August 24, 2018 at  1:30 PM
McConnell Engineering Room 437


This talk will motivate and present three current challenges in vision and language research, and the current work of the vision and language group at the University of Virginia on addressing them: First, for building vision and language models that can demonstrably perform spatial reasoning as opposed to relying on textual statistics. Second, producing robust language and language-grounded models while minimizing their reliance on unwanted dataset biases or stereotypes. Third, building more general deep learning methods that can jointly model images and text for integrated reasoning tasks such as conditional inference, including the use of feedback-loops.

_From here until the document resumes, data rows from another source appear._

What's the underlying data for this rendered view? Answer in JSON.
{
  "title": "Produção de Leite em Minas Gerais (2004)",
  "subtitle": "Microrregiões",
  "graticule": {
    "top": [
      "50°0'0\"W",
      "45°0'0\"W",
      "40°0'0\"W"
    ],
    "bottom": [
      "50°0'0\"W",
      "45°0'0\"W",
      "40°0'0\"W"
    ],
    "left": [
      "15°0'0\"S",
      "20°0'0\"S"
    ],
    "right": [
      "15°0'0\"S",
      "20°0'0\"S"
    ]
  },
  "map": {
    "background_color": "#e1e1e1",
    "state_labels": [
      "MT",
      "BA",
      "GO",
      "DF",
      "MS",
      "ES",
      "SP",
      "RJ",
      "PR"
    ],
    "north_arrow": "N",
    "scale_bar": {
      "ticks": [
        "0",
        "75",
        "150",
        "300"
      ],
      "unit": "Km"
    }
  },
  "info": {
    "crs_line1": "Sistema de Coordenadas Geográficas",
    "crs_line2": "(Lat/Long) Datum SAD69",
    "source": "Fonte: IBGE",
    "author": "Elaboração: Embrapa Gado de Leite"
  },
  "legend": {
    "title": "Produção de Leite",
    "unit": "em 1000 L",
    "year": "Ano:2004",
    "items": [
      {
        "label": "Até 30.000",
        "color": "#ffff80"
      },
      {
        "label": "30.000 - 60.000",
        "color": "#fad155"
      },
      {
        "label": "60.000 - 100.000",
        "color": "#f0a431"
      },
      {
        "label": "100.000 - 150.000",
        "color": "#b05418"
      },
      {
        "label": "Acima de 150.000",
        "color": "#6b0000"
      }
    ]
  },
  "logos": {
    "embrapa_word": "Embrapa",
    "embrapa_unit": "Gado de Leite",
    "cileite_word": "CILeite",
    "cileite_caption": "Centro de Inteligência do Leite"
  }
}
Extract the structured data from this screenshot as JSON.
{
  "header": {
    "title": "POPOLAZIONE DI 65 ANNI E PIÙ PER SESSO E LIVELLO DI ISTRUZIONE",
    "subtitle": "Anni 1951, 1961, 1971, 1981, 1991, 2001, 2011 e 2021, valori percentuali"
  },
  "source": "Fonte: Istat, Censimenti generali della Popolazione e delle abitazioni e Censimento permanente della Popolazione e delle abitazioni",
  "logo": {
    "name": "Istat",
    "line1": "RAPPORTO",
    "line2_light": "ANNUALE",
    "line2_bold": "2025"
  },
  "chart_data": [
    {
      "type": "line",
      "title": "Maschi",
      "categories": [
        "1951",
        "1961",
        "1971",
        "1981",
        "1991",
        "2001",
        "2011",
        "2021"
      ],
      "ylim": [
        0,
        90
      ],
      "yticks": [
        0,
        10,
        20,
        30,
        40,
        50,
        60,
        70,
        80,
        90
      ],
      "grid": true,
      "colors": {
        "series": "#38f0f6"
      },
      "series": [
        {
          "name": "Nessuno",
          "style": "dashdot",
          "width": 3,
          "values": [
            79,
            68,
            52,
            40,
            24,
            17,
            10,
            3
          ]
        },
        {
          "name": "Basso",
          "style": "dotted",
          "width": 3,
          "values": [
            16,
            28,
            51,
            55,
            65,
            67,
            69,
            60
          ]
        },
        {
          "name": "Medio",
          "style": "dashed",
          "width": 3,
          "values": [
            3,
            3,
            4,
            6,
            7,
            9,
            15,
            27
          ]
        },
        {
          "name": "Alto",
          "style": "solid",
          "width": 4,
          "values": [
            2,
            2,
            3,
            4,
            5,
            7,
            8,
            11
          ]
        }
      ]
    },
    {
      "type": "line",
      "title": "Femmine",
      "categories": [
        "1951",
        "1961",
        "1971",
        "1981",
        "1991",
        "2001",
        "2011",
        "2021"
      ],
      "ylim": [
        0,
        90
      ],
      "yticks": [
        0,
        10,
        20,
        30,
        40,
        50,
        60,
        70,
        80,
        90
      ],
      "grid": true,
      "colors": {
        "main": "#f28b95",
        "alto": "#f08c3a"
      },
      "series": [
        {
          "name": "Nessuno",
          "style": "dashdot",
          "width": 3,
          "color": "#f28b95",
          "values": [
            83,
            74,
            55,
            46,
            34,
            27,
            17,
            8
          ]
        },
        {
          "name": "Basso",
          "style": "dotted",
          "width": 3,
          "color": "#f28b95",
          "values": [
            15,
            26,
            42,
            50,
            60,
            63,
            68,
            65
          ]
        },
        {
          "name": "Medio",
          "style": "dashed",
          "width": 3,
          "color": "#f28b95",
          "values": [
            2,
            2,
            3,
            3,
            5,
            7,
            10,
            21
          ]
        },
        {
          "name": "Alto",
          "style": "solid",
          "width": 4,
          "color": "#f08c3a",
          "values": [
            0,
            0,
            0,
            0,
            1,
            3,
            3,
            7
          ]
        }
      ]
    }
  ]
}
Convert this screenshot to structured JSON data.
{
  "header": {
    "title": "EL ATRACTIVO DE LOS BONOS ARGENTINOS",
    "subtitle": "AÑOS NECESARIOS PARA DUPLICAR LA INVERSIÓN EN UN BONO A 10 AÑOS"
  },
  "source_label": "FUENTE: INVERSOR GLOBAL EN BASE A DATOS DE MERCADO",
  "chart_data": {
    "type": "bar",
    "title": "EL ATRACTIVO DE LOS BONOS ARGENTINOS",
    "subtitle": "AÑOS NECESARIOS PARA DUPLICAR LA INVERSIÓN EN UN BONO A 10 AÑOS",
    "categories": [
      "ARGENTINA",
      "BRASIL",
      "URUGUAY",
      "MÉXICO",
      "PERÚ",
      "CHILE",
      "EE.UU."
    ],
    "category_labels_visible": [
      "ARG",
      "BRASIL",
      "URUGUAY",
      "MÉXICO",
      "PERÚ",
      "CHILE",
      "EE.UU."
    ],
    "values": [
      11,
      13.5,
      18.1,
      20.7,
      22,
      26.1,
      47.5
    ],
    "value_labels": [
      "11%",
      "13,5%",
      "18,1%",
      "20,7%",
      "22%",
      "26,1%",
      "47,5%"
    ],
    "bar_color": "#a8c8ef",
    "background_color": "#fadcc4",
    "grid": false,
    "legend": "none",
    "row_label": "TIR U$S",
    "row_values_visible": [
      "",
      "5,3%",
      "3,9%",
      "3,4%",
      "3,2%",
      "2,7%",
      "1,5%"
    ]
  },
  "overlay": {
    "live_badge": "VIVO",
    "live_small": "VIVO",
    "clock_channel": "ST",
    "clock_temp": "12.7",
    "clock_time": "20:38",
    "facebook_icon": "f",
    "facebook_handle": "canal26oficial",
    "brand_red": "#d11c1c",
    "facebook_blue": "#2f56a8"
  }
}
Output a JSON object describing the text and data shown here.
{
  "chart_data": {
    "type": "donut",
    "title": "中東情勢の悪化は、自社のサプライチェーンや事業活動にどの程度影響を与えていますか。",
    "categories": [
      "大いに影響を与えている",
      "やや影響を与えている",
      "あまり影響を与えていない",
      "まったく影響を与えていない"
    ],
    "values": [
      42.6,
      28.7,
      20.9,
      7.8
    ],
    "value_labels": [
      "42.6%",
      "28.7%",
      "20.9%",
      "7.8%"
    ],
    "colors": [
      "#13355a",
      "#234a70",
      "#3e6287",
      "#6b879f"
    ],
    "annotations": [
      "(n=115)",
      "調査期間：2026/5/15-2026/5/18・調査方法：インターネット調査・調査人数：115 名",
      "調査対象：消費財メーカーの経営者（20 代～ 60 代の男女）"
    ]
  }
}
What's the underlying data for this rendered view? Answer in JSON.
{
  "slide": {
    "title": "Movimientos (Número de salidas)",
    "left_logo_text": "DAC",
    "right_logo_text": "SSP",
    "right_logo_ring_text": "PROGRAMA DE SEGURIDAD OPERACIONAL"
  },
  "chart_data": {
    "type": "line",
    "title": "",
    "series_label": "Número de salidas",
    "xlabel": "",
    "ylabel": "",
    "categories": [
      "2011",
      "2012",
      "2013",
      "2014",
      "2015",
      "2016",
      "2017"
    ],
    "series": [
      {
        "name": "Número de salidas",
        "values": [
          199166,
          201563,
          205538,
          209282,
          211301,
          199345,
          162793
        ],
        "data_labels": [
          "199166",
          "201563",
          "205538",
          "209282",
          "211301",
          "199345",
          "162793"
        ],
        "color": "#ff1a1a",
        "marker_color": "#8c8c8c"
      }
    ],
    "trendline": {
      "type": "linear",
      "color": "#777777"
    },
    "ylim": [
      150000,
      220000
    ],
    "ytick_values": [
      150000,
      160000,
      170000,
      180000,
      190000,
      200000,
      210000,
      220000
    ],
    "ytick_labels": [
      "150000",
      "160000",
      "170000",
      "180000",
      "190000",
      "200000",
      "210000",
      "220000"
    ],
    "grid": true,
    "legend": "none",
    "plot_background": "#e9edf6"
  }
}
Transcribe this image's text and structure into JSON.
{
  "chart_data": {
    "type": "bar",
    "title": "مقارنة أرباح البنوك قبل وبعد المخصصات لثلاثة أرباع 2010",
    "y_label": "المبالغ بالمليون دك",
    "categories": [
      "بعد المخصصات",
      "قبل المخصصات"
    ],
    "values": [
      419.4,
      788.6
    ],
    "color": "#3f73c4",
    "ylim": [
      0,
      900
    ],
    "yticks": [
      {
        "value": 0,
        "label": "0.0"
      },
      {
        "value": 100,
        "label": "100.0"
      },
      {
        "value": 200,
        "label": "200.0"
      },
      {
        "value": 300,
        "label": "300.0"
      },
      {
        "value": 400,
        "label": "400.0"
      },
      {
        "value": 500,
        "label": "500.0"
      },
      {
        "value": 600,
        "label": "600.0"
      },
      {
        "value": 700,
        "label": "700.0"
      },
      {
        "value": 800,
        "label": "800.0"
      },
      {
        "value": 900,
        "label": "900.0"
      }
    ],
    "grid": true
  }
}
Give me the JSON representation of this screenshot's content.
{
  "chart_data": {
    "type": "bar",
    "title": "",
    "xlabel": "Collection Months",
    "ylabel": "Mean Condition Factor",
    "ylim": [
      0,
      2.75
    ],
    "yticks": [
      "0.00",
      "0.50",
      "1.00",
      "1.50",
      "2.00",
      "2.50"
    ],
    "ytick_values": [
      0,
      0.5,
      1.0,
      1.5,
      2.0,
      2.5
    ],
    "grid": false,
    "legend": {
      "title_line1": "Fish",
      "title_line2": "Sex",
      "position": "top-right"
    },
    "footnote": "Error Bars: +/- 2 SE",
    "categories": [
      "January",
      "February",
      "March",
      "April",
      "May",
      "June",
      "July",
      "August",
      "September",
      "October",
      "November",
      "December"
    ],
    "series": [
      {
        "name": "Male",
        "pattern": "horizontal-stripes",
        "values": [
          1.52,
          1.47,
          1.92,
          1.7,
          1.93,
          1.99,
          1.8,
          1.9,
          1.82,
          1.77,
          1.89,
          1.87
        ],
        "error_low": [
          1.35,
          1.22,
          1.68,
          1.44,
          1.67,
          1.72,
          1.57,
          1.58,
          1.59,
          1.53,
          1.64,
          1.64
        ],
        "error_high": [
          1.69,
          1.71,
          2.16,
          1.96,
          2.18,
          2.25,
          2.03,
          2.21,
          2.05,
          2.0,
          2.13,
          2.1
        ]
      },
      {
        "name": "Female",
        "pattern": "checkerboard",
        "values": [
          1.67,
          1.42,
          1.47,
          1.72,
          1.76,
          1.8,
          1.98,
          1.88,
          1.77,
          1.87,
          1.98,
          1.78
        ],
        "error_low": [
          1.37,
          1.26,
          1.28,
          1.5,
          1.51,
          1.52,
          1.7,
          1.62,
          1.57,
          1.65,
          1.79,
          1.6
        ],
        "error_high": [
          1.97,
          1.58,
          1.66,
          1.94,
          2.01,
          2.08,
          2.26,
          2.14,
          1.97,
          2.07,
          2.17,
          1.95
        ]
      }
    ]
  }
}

Vicente Ordonez is Assistant Professor of Computer Science at the University of Virginia in the United States since the Fall 2016. He was previously a Visiting Research Fellow at the Allen Institute for Artificial Intelligence, and obtained a PhD in Computer Science at the University of North Carolina at Chapel Hill In 2015. His research has been at the intersection of vision and language, and deep learning for visual recognition and large scale image analysis. He has been a recipient of the Marr Prize at the International Conference in Computer Vision (ICCV) in 2013, and a Best Paper Award at the conference on Empirical Methods in Natural Language Processing (EMNLP) in 2017. He has received faculty research awards from Google and IBM.